Health officials on Saturday played down hopes of an easing in coronavirus restrictions, after the number of Covid-19 cases ticked up.

Of the 50 new infections that were reported, 49 were local and 15 had no clear source.

The Centre for Health Protection’s Dr Chuang Shuk-kwan said the untraceable cases include five people living in an area of Jordan and Yau Ma Tei where the government has ordered thousands of people to undergo tests.

The five include a Nepalese housewife, a sales person, and a foreign domestic helper.

Chuang said there are also quite a number of new coronavirus patients living in Jordan and Yau Ma Tei who have been linked to previous clusters.

She said any let-up in social distancing could risk a surge in infections, noting officials hadn’t noticed a definite downward trend over the past couple of weeks.

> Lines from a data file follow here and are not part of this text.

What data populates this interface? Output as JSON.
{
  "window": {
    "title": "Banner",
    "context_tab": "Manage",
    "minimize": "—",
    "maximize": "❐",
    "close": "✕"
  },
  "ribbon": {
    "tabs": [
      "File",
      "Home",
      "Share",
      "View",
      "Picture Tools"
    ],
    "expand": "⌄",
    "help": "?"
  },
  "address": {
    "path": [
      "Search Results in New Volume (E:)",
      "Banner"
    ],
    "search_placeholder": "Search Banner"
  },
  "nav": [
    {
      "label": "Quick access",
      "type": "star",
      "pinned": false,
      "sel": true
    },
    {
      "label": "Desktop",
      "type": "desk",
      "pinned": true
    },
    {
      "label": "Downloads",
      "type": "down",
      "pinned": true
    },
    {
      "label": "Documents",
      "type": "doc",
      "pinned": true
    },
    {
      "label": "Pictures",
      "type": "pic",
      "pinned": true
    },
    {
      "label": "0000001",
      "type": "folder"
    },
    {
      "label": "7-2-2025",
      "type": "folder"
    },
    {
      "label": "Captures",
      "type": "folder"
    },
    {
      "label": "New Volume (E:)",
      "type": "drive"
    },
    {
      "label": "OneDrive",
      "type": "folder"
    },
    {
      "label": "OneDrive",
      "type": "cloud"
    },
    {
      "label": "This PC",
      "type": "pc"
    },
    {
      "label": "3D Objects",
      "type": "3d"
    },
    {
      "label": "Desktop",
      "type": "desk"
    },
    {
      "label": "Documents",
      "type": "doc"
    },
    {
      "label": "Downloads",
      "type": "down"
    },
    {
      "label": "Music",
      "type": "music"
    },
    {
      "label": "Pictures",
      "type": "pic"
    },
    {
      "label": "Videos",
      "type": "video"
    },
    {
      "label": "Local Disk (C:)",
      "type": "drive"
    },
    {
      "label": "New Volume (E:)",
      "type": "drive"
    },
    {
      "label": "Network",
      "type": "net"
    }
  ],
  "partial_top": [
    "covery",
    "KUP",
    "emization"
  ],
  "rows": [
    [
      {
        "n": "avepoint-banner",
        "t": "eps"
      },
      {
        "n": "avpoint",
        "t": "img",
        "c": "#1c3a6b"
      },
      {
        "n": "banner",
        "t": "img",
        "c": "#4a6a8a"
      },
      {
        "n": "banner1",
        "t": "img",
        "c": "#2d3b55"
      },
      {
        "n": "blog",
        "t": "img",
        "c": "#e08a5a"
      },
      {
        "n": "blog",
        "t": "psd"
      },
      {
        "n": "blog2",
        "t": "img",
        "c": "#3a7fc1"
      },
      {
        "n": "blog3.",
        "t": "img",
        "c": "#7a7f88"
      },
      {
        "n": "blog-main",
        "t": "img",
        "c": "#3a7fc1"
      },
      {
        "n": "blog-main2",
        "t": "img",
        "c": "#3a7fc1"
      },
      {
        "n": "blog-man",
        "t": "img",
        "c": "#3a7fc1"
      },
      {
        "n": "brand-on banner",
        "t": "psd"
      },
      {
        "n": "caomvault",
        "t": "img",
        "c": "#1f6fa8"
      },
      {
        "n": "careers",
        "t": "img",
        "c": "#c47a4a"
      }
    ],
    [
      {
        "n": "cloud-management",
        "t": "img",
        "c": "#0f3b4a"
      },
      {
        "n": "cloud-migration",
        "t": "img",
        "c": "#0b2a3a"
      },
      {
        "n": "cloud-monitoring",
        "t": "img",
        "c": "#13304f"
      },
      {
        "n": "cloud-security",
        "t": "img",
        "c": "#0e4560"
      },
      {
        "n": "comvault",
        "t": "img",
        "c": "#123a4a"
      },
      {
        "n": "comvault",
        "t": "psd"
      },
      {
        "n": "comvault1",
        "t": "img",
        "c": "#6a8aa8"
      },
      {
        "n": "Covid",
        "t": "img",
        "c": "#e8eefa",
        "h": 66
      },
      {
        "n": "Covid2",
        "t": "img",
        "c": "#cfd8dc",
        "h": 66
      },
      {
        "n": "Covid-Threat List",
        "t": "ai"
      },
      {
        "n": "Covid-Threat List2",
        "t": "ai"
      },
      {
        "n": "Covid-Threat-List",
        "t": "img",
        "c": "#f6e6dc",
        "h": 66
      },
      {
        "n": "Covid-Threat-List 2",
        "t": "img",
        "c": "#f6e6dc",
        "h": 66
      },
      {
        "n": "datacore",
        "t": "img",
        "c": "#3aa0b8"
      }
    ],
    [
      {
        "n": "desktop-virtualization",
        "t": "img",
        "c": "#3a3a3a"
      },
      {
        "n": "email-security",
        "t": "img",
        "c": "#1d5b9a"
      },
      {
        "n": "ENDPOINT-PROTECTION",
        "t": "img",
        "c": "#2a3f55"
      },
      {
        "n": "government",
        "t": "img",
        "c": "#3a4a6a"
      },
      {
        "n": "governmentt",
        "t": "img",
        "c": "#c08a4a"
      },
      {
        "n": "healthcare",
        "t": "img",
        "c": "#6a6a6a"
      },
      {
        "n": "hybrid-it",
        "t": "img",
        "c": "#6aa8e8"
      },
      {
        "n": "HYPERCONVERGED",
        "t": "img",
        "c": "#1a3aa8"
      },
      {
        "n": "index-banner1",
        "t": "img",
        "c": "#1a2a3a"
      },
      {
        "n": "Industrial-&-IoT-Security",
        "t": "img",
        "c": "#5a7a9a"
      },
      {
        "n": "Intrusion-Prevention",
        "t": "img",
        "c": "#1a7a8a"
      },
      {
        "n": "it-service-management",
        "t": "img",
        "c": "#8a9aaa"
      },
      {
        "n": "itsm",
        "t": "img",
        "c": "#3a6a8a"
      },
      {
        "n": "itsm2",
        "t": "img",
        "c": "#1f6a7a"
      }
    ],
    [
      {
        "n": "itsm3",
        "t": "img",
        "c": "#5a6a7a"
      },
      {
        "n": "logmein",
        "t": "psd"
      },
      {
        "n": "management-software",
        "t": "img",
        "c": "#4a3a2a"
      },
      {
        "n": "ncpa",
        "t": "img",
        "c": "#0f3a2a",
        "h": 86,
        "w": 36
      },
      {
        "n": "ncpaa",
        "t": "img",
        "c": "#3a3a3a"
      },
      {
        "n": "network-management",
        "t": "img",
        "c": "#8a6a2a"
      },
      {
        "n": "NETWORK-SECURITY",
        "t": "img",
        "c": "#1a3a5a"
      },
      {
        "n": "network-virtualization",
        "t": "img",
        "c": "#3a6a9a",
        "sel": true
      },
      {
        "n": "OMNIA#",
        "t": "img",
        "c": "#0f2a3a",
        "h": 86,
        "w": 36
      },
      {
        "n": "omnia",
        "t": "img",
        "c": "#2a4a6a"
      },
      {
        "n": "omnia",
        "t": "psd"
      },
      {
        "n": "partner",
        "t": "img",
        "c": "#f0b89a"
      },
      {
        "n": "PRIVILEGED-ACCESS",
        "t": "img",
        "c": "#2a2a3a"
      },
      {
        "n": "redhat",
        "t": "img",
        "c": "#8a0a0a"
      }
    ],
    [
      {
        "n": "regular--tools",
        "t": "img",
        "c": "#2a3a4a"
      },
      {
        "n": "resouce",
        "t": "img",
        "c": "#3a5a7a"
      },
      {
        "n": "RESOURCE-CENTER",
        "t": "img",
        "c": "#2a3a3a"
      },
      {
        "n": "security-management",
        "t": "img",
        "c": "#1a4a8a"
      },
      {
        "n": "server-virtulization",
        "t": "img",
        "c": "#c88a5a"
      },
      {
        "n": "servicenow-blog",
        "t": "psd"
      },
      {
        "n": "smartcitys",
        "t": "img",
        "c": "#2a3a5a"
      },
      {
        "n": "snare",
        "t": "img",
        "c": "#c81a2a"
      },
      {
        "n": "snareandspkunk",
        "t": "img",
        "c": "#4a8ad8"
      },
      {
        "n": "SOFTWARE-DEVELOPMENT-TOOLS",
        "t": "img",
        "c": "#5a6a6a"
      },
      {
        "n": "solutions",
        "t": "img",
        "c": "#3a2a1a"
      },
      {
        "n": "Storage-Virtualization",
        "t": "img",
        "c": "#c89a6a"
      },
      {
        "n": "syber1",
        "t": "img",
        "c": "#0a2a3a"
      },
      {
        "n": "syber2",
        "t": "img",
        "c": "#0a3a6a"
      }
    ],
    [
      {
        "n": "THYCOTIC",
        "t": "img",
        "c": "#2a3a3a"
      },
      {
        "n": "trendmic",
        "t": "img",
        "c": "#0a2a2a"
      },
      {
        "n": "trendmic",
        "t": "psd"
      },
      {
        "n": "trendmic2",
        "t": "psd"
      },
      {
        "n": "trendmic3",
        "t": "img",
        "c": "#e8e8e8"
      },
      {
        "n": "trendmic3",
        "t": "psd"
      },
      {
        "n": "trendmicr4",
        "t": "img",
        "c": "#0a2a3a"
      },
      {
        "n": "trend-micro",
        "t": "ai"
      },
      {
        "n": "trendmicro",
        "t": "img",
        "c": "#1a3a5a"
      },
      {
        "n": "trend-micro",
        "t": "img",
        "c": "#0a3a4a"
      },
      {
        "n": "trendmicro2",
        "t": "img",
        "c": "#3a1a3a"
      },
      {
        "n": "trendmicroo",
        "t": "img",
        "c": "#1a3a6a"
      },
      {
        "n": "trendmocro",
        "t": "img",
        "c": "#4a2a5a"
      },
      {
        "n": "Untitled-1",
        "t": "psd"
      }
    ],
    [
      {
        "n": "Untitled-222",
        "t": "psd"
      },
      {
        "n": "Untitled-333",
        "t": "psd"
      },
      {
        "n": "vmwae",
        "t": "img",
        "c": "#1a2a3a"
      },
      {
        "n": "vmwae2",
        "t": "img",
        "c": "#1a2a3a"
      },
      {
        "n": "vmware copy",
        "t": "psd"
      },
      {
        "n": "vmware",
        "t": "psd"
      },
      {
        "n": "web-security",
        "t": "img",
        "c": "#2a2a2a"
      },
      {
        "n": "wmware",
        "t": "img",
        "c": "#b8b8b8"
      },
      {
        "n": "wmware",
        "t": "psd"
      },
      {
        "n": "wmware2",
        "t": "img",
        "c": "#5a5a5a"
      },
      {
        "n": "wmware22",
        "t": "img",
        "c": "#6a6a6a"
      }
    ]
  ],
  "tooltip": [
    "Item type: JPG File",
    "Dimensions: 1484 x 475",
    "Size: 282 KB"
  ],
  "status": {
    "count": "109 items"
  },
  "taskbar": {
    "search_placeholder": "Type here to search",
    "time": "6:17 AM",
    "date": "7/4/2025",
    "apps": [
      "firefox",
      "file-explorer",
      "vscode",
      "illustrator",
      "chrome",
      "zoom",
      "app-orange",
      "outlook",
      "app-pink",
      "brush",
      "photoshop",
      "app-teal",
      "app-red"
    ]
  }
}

"Any relaxation in the measures and if the general public does not have vigilance in keeping all these measures, the numbers may rebound," she warned.

There had been calls for the government from some in the catering sector to relax social distancing rules ahead of the Lunar New Year holidays.

Thomas Woo, a spokesperson for the Association of Restaurant Managers, said the current ban on dining in at restaurants after six in the evening should be moved to nine o’clock.

He said this would allow families to continue their tradition of going out for a meal to celebrate the new year. He said most restaurants were doing their best to comply with Covid restrictions and needed a boost to their business.

Meanwhile, Chuang also said health authorities had taken the rare step of banning anyone from entering or leaving an old tenement block on Reclamation Street in Yau Ma Tei, where residents have been moved into quarantine after more than 20 were infected.

She said the isolation order, believed to be the first of the pandemic in Hong Kong, was introduced because authorities weren't sure if they had identified every resident.

"There are a lot of subdivided flats and we do not have a name list of all the residents in this building,” she said. “Although the police and our department have conducted four rounds of operations to knock [on] the doors... we are not sure whether all the residents have been moved to the quarantine camps.”

Two more buildings in the district will come under the list that requires residents there to undergo mandatory testing, after Covid-19 patients were found to be living there.